L'Amour est à la lettre A - Paola Calvetti

"Si tu comprends la trame d'un film ou d'un livre dans les vingt premières minutes et que tu ne ressens pas le besoin, un peu obsessionnel, de savoir comment ça va finir, c'est que l'histoire ne fonctionne pas."calvetti.jpg

Il était une fois une traductrice que son métier emmenait autour du monde qui en a eu assez. Sans aucune expérience, elle décide d'ouvrir une librairie spécialisée à Milan, où l'on ne trouve que des romans d'amour. Bons ou pas, elle n'en a cure, ce qui compte c'est le thème. Réapparaît alors dans le paysage son amour d'adolescence, et débute une correspondance secrète entrecoupée de séjours à Belle-île-en-mer, où nos deux quinquagénaires se retrouvent une fois l'an. C'est la vie, active et fort rentable, de la librairie et de ses habitants (clients et employés) que nous suivons...

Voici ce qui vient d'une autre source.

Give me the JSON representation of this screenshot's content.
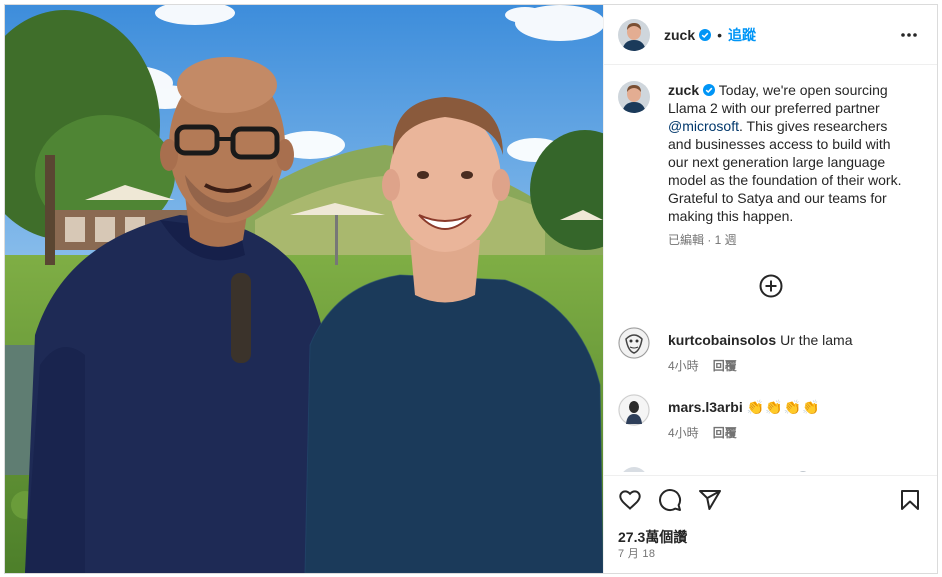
{
  "post": {
    "username": "zuck",
    "follow_label": "追蹤",
    "caption": {
      "part1": "Today, we're open sourcing Llama 2 with our preferred partner ",
      "mention": "@microsoft",
      "part2": ". This gives researchers and businesses access to build with our next generation large language model as the foundation of their work. Grateful to Satya and our teams for making this happen."
    },
    "caption_meta": "已編輯 · 1 週",
    "likes": "27.3萬個讚",
    "date": "7 月 18"
  },
  "comments": [
    {
      "username": "kurtcobainsolos",
      "text": "Ur the lama",
      "time": "4小時",
      "reply_label": "回覆"
    },
    {
      "username": "mars.l3arbi",
      "text": "👏👏👏👏",
      "time": "4小時",
      "reply_label": "回覆"
    }
  ],
  "icons": {
    "verified": "verified-badge-icon",
    "more": "more-options-icon",
    "load_more": "plus-circle-icon",
    "like": "heart-icon",
    "comment": "comment-icon",
    "share": "share-icon",
    "save": "bookmark-icon"
  },
  "colors": {
    "accent": "#0095f6",
    "verified": "#0095f6",
    "mention": "#00376b",
    "secondary_text": "#737373"
  }
}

La majorité de la blogolecture tord son petit nez devant ce roman, et les arguments relevés sont tous justes : oui, la relation épistolaire ne sonne pas juste, le sort de la librairie est un conte de fée sans vraisemblance, des auteurs comme Marc Levy sont cités (mais lui c'est pour son physique, c'est écrit noir sur blanc), il y a une certaine maladresse dans l'évocation des oeuvres et dans le style général (et c'est dommage, parce que certaines idées sont vraiment intéressantes, mais mal dites). Ok. Les premières pages n'augurent rien de bon, puis on se prend avec délice au jeu, avant de voir retomber tout enthousiasme, pour finalement se laisser attendrir par les dernières pages.

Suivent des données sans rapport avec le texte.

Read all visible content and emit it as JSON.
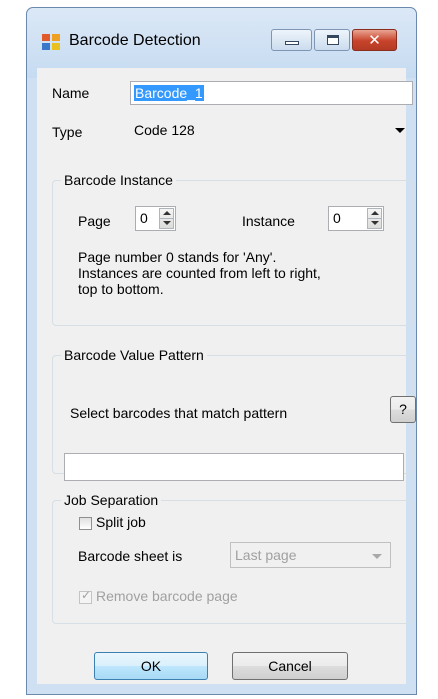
{
  "window": {
    "title": "Barcode Detection",
    "close_glyph": "✕",
    "colors": {
      "title_bg": "#c6dbf1",
      "client_bg": "#f0f0f0",
      "close_red": "#c7432a",
      "selection": "#3399ff"
    }
  },
  "fields": {
    "name_label": "Name",
    "name_value": "Barcode_1",
    "type_label": "Type",
    "type_value": "Code 128"
  },
  "barcode_instance": {
    "title": "Barcode Instance",
    "page_label": "Page",
    "page_value": "0",
    "instance_label": "Instance",
    "instance_value": "0",
    "hint_lines": [
      "Page number 0 stands for 'Any'.",
      "Instances are counted from left to right,",
      "top to bottom."
    ]
  },
  "value_pattern": {
    "title": "Barcode Value Pattern",
    "description": "Select barcodes that match pattern",
    "help_label": "?",
    "pattern_value": ""
  },
  "job_separation": {
    "title": "Job Separation",
    "split_job_label": "Split job",
    "split_job_checked": false,
    "barcode_sheet_label": "Barcode sheet is",
    "barcode_sheet_value": "Last page",
    "remove_page_label": "Remove barcode page",
    "remove_page_checked": true,
    "check_glyph": "✓"
  },
  "buttons": {
    "ok": "OK",
    "cancel": "Cancel"
  }
}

Mais plein d'autres choses m'ont beaucoup plu dans ce roman et j'y vais en vrac :

J'ai trouvé à de nombreuses reprises fort justes les réflexions d'Emma et Federico, dans leur optique de cinquantenaires, sur des choses très différentes. J'ai ressenti une affinité avec nombre de leurs propos. J'ai aimé l'Italie présentée, ça m'a donné faim, et envie de bruit et de mouvement. J'ai adoré les vitrines, ce concept mobile et changeant m'a occupé l'esprit pendant de longs moments, je cherchais moi aussi des titres qui cadraient...

Exemple : La folie, pour la venue de Patrick McGrath. (la première phrase est géniale, carrément !)

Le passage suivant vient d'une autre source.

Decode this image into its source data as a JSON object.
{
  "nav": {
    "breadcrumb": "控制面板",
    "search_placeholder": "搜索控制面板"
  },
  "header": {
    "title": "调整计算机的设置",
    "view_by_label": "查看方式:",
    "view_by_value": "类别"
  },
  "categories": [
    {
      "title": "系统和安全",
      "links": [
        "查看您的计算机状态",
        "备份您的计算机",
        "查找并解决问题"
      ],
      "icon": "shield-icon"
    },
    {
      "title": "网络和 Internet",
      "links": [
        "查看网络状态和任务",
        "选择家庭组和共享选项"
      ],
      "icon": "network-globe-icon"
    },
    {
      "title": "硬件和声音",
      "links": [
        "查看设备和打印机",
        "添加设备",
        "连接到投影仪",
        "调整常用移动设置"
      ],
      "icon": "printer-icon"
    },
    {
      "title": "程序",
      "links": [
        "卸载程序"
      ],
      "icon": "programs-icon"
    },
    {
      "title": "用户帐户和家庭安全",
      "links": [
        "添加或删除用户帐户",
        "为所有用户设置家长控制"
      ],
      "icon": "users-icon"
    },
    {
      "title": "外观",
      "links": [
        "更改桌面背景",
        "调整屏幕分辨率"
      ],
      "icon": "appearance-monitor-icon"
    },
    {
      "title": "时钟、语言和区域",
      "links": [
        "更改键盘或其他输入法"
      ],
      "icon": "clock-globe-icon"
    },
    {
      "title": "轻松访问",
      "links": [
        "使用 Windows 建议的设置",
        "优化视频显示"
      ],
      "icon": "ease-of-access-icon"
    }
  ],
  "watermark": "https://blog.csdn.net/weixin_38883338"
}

"La folie, telle que je me la suis imaginée, est calcaire. J'ai acheté du plâtre chez le droguiste, que j'ai mélangé avec de l'eau, et j'en ai passé au pinceau sur les quatre bords extérieurs de la vitrine. Sur le panneau du fond, j'ai tendu un drap de lin raidi à l'amidon. Deux mannequins sont revêtus des camisoles de force que m'a prêtées le docteur Dominelli, qui travaillait à l'hôpital psychiatrique de Mombello et qui habite dans mon immeuble. Les mannequins se toisent avec des airs plus ou moins suspicieux, les deux têtes en polystyrène, où sont collés des yeux découpés dans des revues, sont fixées par une épingle à chapeau. Autour d'eux, posés par terre, un peigne, un bol, une assiette, un parapluie (il y a toujours un parapluie dans un roman avec des fous), le tout recouvert de plâtre,  y compris les livres (quatre exemplaires à jeter, mais ça valait la peine) : Spider, Martha Peake, Port Mungo, L'Etrange Histoire de sir Hugo et de son valet Fledge, que nous présenterons demain. Au milieu, j'ai empilé des exemplaires de L'Asile, j'en ai glissé d'autres dans les manches des camisoles de force. Un amoncellement de livres à la couverture grise."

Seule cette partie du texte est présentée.